The other variety consists of walls formed of square stones or ashlar, as the Roman wall in Northumberland. These are sometimes very large, as in the north gate (or Newport gate), Lincoln. Smaller kinds of ashlar, of almost cubical blocks, occur in the multangular tower and other buildings at York. The mortar used in all these walls is in general mixed with pounded brick.
It will not be necessary here to go into a description of all these buildings, but a few of the most remarkable may be mentioned; one of the most curious and interesting of these is the Pharos in the Castle of Dover, though it has undergone much alteration, particularly in the fifteenth century. "Wherever the outer casing is worn away, or has been removed by violence, the walls exhibit the usual mode of Roman building with the material of the districts; in this case with tufa or stalactite, brought perhaps from the opposite coast of France, and flint, with layers of large flat Roman bricks, some of them two feet long, each layer two courses deep, placed regularly and horizontally in the walls at equal intervals, or nearly so.
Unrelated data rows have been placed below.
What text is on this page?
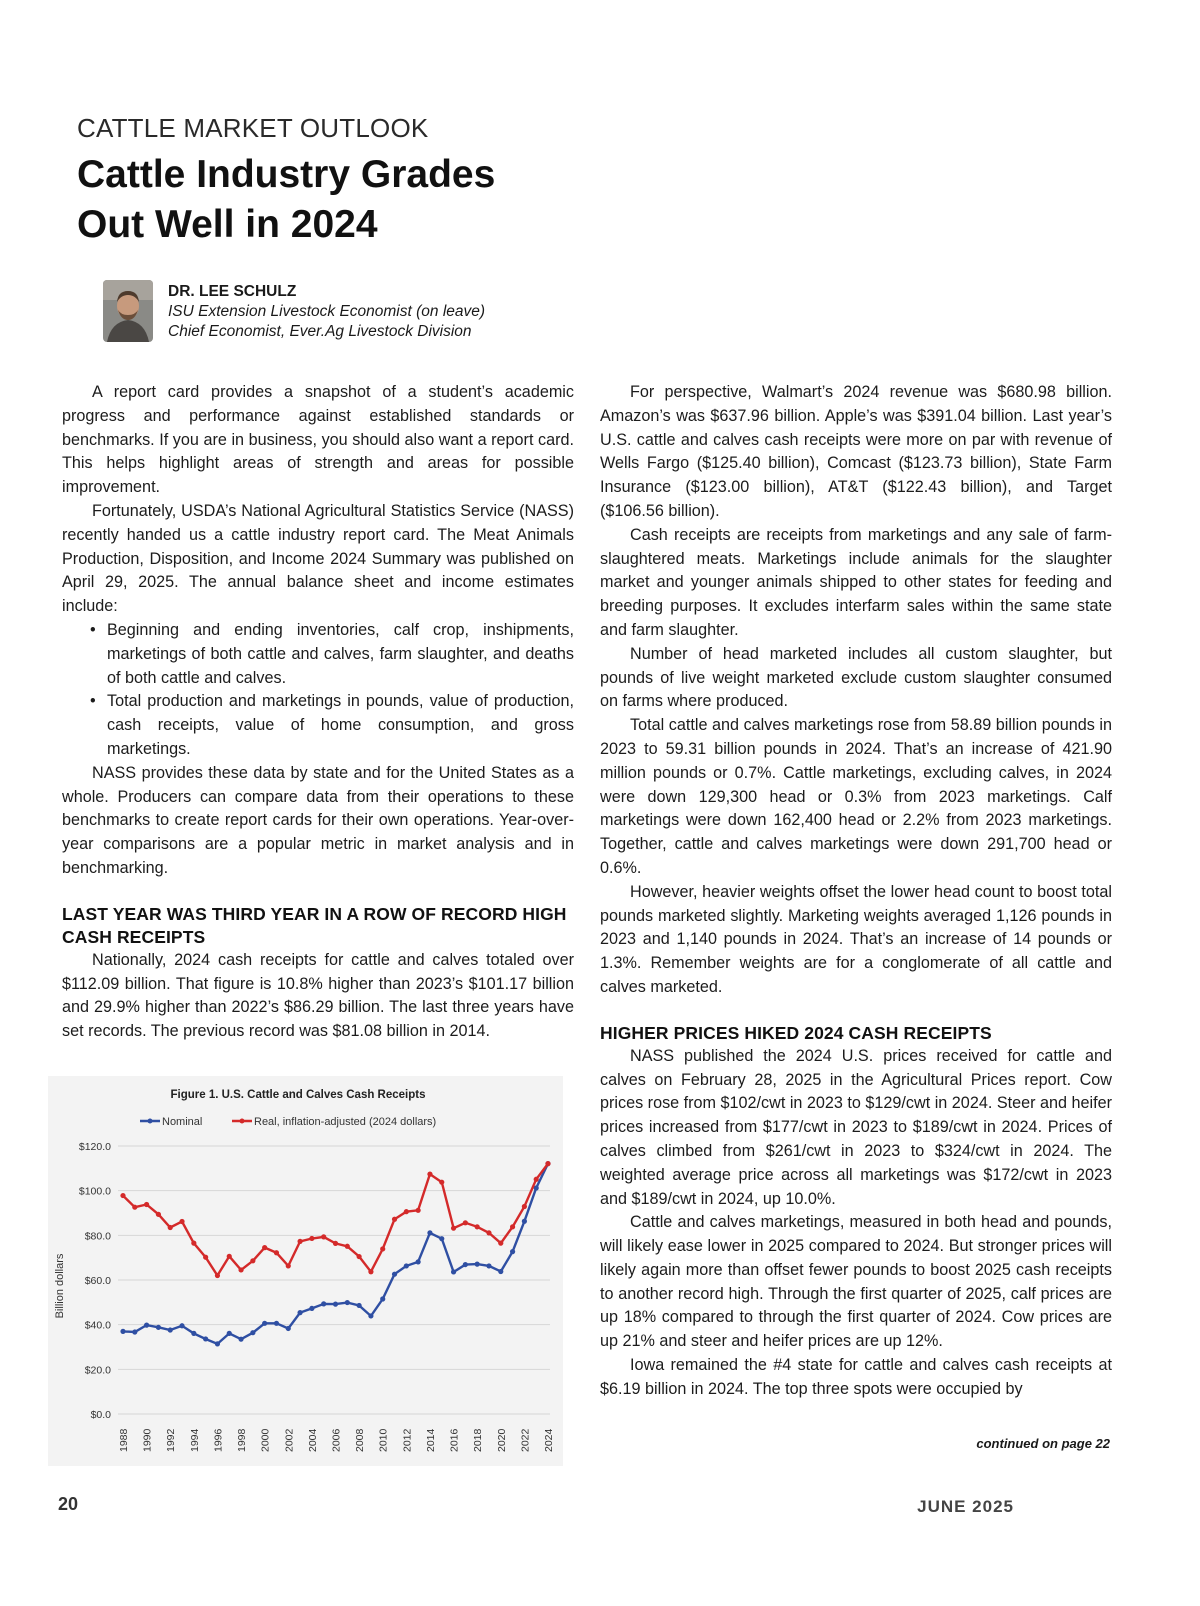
CATTLE MARKET OUTLOOK
Cattle Industry Grades
Out Well in 2024
DR. LEE SCHULZ
ISU Extension Livestock Economist (on leave)
Chief Economist, Ever.Ag Livestock Division

A report card provides a snapshot of a student’s academic progress and performance against established standards or benchmarks. If you are in business, you should also want a report card. This helps highlight areas of strength and areas for possible improvement.

Fortunately, USDA’s National Agricultural Statistics Service (NASS) recently handed us a cattle industry report card. The Meat Animals Production, Disposition, and Income 2024 Summary was published on April 29, 2025. The annual balance sheet and income estimates include:

• Beginning and ending inventories, calf crop, inshipments, marketings of both cattle and calves, farm slaughter, and deaths of both cattle and calves.
• Total production and marketings in pounds, value of production, cash receipts, value of home consumption, and gross marketings.

NASS provides these data by state and for the United States as a whole. Producers can compare data from their operations to these benchmarks to create report cards for their own operations. Year-over-year comparisons are a popular metric in market analysis and in benchmarking.

LAST YEAR WAS THIRD YEAR IN A ROW OF RECORD HIGH CASH RECEIPTS

Nationally, 2024 cash receipts for cattle and calves totaled over $112.09 billion. That figure is 10.8% higher than 2023’s $101.17 billion and 29.9% higher than 2022’s $86.29 billion. The last three years have set records. The previous record was $81.08 billion in 2014.

For perspective, Walmart’s 2024 revenue was $680.98 billion. Amazon’s was $637.96 billion. Apple’s was $391.04 billion. Last year’s U.S. cattle and calves cash receipts were more on par with revenue of Wells Fargo ($125.40 billion), Comcast ($123.73 billion), State Farm Insurance ($123.00 billion), AT&T ($122.43 billion), and Target ($106.56 billion).

Cash receipts are receipts from marketings and any sale of farm-slaughtered meats. Marketings include animals for the slaughter market and younger animals shipped to other states for feeding and breeding purposes. It excludes interfarm sales within the same state and farm slaughter.

Number of head marketed includes all custom slaughter, but pounds of live weight marketed exclude custom slaughter consumed on farms where produced.

Total cattle and calves marketings rose from 58.89 billion pounds in 2023 to 59.31 billion pounds in 2024. That’s an increase of 421.90 million pounds or 0.7%. Cattle marketings, excluding calves, in 2024 were down 129,300 head or 0.3% from 2023 marketings. Calf marketings were down 162,400 head or 2.2% from 2023 marketings. Together, cattle and calves marketings were down 291,700 head or 0.6%.

However, heavier weights offset the lower head count to boost total pounds marketed slightly. Marketing weights averaged 1,126 pounds in 2023 and 1,140 pounds in 2024. That’s an increase of 14 pounds or 1.3%. Remember weights are for a conglomerate of all cattle and calves marketed.

HIGHER PRICES HIKED 2024 CASH RECEIPTS

NASS published the 2024 U.S. prices received for cattle and calves on February 28, 2025 in the Agricultural Prices report. Cow prices rose from $102/cwt in 2023 to $129/cwt in 2024. Steer and heifer prices increased from $177/cwt in 2023 to $189/cwt in 2024. Prices of calves climbed from $261/cwt in 2023 to $324/cwt in 2024. The weighted average price across all marketings was $172/cwt in 2023 and $189/cwt in 2024, up 10.0%.

Cattle and calves marketings, measured in both head and pounds, will likely ease lower in 2025 compared to 2024. But stronger prices will likely again more than offset fewer pounds to boost 2025 cash receipts to another record high. Through the first quarter of 2025, calf prices are up 18% compared to through the first quarter of 2024. Cow prices are up 21% and steer and heifer prices are up 12%.

Iowa remained the #4 state for cattle and calves cash receipts at $6.19 billion in 2024. The top three spots were occupied by

Figure 1. U.S. Cattle and Calves Cash Receipts
Nominal	Real, inflation-adjusted (2024 dollars)
Billion dollars
$0.0
$20.0
$40.0
$60.0
$80.0
$100.0
$120.0
1988 1990 1992 1994 1996 1998 2000 2002 2004 2006 2008 2010 2012 2014 2016 2018 2020 2022 2024	continued on page 22
20	JUNE 2025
No less than eight of these layers of brickwork are visible on the south-east side; other layers are apparently concealed by the external and subsequent casing of flint and stone, and where the casing of flint is perfect, quoins of stone appear at the angles. This tower is externally octagonal in form; internally the space enclosed forms a square. The doorway, recently blocked, is on the south side, and the arch, turned and faced with a single row of large Roman bricks, springs from a kind of rude impost moulding, somewhat resembling that of the Roman gateway at Lincoln; but this is not now visible. In the interior, the constructive features of the original Roman work were, before the entrance was closed up, far more visible and perfect than on the exterior, and the facing of the bricks was quite smooth; yet the effect of the alterations is here also plainly apparent, and the original windows, the arches of which are turned with Roman brick, have been filled up with flint masonry. Both the external as well as the internal facings of the entrance doorway on the south side were, a few years back, when the interior could be readily examined, far from perfect. Over this doorway were two windows, one above the other, each arched with brickwork. On the east side of the tower is a rather lofty arch faced with stone, the soffit of which, however, appears to have been turned with brick; this probably communicated with some building adjoining. Over this arch is a window now blocked up."
Richborough Castle, in Kent, is another of the most important of the Roman remains in England. It is a large parallelogram, including within it an area of five acres. The walls to the height of six feet are more than eleven feet thick, and above that ten feet eight inches; and the masonry is thus described by the Rev. C. H. Hartshorne:—"At Richborough, commencing at the ground, there are on the north side, where the masonry is displayed in its most perfect state, first of all, four courses of flint in their natural form, then three courses dressed; to these succeed two courses of binding tile, and then they rise above each other in the following order: seven courses of ashlar and two of tile; seven courses of ashlar and two of tile; seven courses of ashlar and two of tile; again, seven courses of ashlar and two of tile; eight courses of ashlar and two of tile; nine courses of ashlar. The extreme height of this wall is twenty-three feet two inches, and its thickness ten feet eight inches."